Photo:  Chia-Chi Charlie Chang

Kolter scientifically explained the process. “Beetles eat and poop at the same time. When the beetle feeds on the plant and poops into the wounds, the plant gets infected...Our agricultural landscapes are conducive to the success of this pathogen even though it has evolved, as of now, only inefficient ways of transmitting the disease.”

Interestingly, Kolter’s team confirmed what they witnessed in the field. The beetle prefers eating infected, already wilting leaves but healthy flowers. The wilted leaves give off volatiles that attract the beetle, he said, and the healthy flowers produce another set of attractants.

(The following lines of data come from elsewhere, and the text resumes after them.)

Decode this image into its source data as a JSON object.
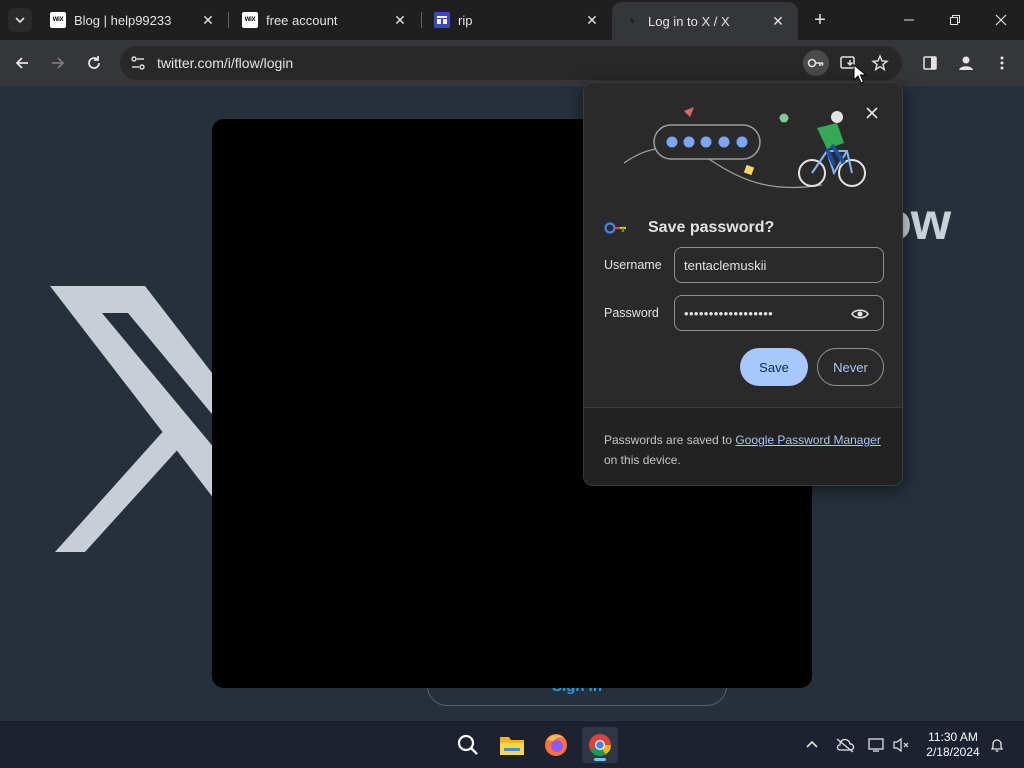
{
  "tabs": [
    {
      "title": "Blog | help99233",
      "favicon": "wix-icon",
      "favicon_text": "WiX"
    },
    {
      "title": "free account",
      "favicon": "wix-icon",
      "favicon_text": "WiX"
    },
    {
      "title": "rip",
      "favicon": "rip-site-icon"
    },
    {
      "title": "Log in to X / X",
      "favicon": "x-icon",
      "favicon_text": "𝕏",
      "active": true
    }
  ],
  "new_tab_label": "+",
  "address_bar": {
    "url": "twitter.com/i/flow/login"
  },
  "page": {
    "background_text": "ow",
    "signin_label": "Sign in"
  },
  "password_popup": {
    "title": "Save password?",
    "username_label": "Username",
    "username_value": "tentaclemuskii",
    "password_label": "Password",
    "password_value": "••••••••••••••••••",
    "save_label": "Save",
    "never_label": "Never",
    "footer_prefix": "Passwords are saved to ",
    "footer_link": "Google Password Manager",
    "footer_suffix": " on this device."
  },
  "taskbar": {
    "time": "11:30 AM",
    "date": "2/18/2024"
  },
  "colors": {
    "accent": "#a8c7fa",
    "page_bg": "#25303b",
    "popup_bg": "#2a2a2a",
    "twitter_blue": "#1d9bf0"
  }
}
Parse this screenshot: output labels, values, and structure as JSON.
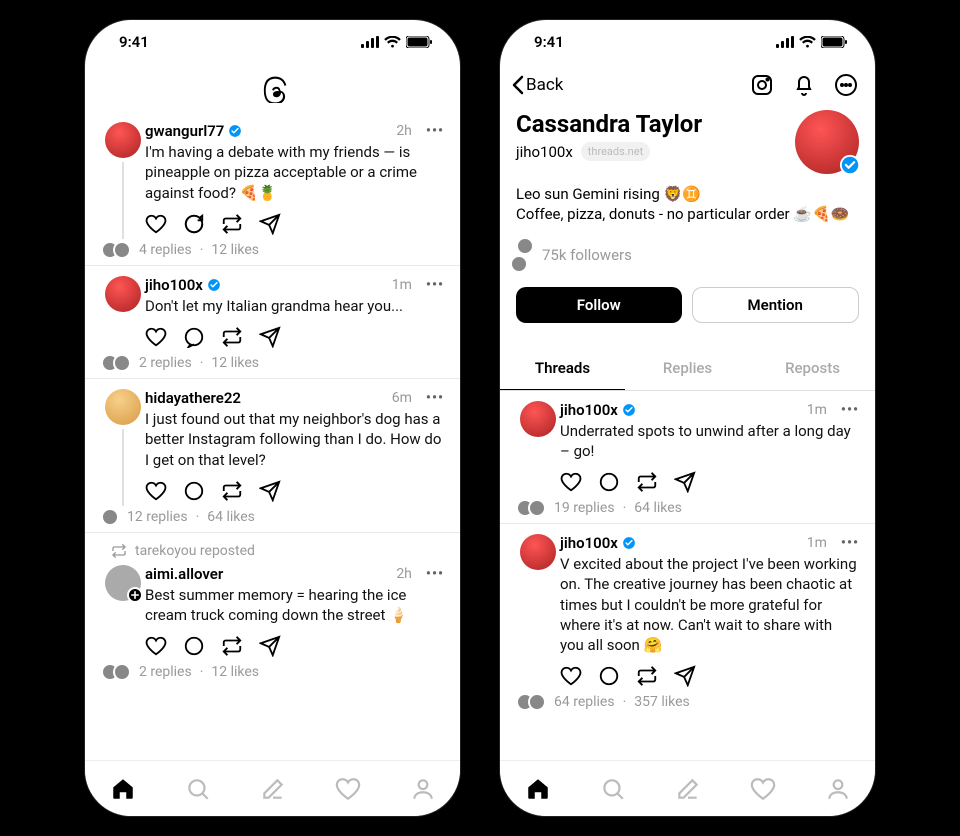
{
  "status": {
    "time": "9:41"
  },
  "feed": {
    "posts": [
      {
        "user": "gwangurl77",
        "verified": true,
        "time": "2h",
        "text": "I'm having a debate with my friends — is pineapple on pizza acceptable or a crime against food? 🍕🍍",
        "replies": "4 replies",
        "likes": "12 likes",
        "thread_line": true,
        "avatar_class": "av-red"
      },
      {
        "user": "jiho100x",
        "verified": true,
        "time": "1m",
        "text": "Don't let my Italian grandma hear you...",
        "replies": "2 replies",
        "likes": "12 likes",
        "avatar_class": "av-red"
      },
      {
        "user": "hidayathere22",
        "verified": false,
        "time": "6m",
        "text": "I just found out that my neighbor's dog has a better Instagram following than I do. How do I get on that level?",
        "replies": "12 replies",
        "likes": "64 likes",
        "avatar_class": "av-orange",
        "thread_line": true
      },
      {
        "repost_by": "tarekoyou reposted",
        "user": "aimi.allover",
        "verified": false,
        "time": "2h",
        "text": "Best summer memory = hearing the ice cream truck coming down the street 🍦",
        "replies": "2 replies",
        "likes": "12 likes",
        "avatar_class": "av-gray",
        "add_badge": true
      }
    ]
  },
  "profile": {
    "back_label": "Back",
    "display_name": "Cassandra Taylor",
    "handle": "jiho100x",
    "domain": "threads.net",
    "bio_line1": "Leo sun Gemini rising 🦁♊",
    "bio_line2": "Coffee, pizza, donuts - no particular order ☕🍕🍩",
    "followers": "75k followers",
    "follow_btn": "Follow",
    "mention_btn": "Mention",
    "tabs": [
      "Threads",
      "Replies",
      "Reposts"
    ],
    "posts": [
      {
        "user": "jiho100x",
        "verified": true,
        "time": "1m",
        "text": "Underrated spots to unwind after a long day – go!",
        "replies": "19 replies",
        "likes": "64 likes"
      },
      {
        "user": "jiho100x",
        "verified": true,
        "time": "1m",
        "text": "V excited about the project I've been working on. The creative journey has been chaotic at times but I couldn't be more grateful for where it's at now. Can't wait to share with you all soon 🤗",
        "replies": "64 replies",
        "likes": "357 likes"
      }
    ]
  }
}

In another curious observation, the pathogen attacked both the new world Cucurbita pepo—squash, pumpkin, gourds, zucchini—and the old world Cucumis sativus (cucumber) plants but was more virulent in cucumbers than the native squash. Kolter’s lab is currently doing genomic testing to learn more but has confirmed that E. tracheiphila is temperature dependent, which explains its geographic restriction to the Northeast.

In a field with scarce funding, Dr. Lori Shapiro in Kolter’s lab has turned to citizen science. Working with Prof. Rob Dunn of North Carolina State University, Shapiro is recruiting students to plant cucurbits in school gardens with the goal of involving 5,000 schools. Their program is slated to begin this growing season at 500 schools. 

“This will be a great resource, not only for sequencing the strains,” he said, “but also for following the bio-geography of the beetle and exposing children to real research.”  

To help control bacterial wilt of cucurbits, Kolter advises planting diverse vegetable varieties in our gardens. Hybridization is a good defense. “Maybe your squashes will be a bit smaller,” he said, “but that’s okay. Maybe they’ll have more flavor.”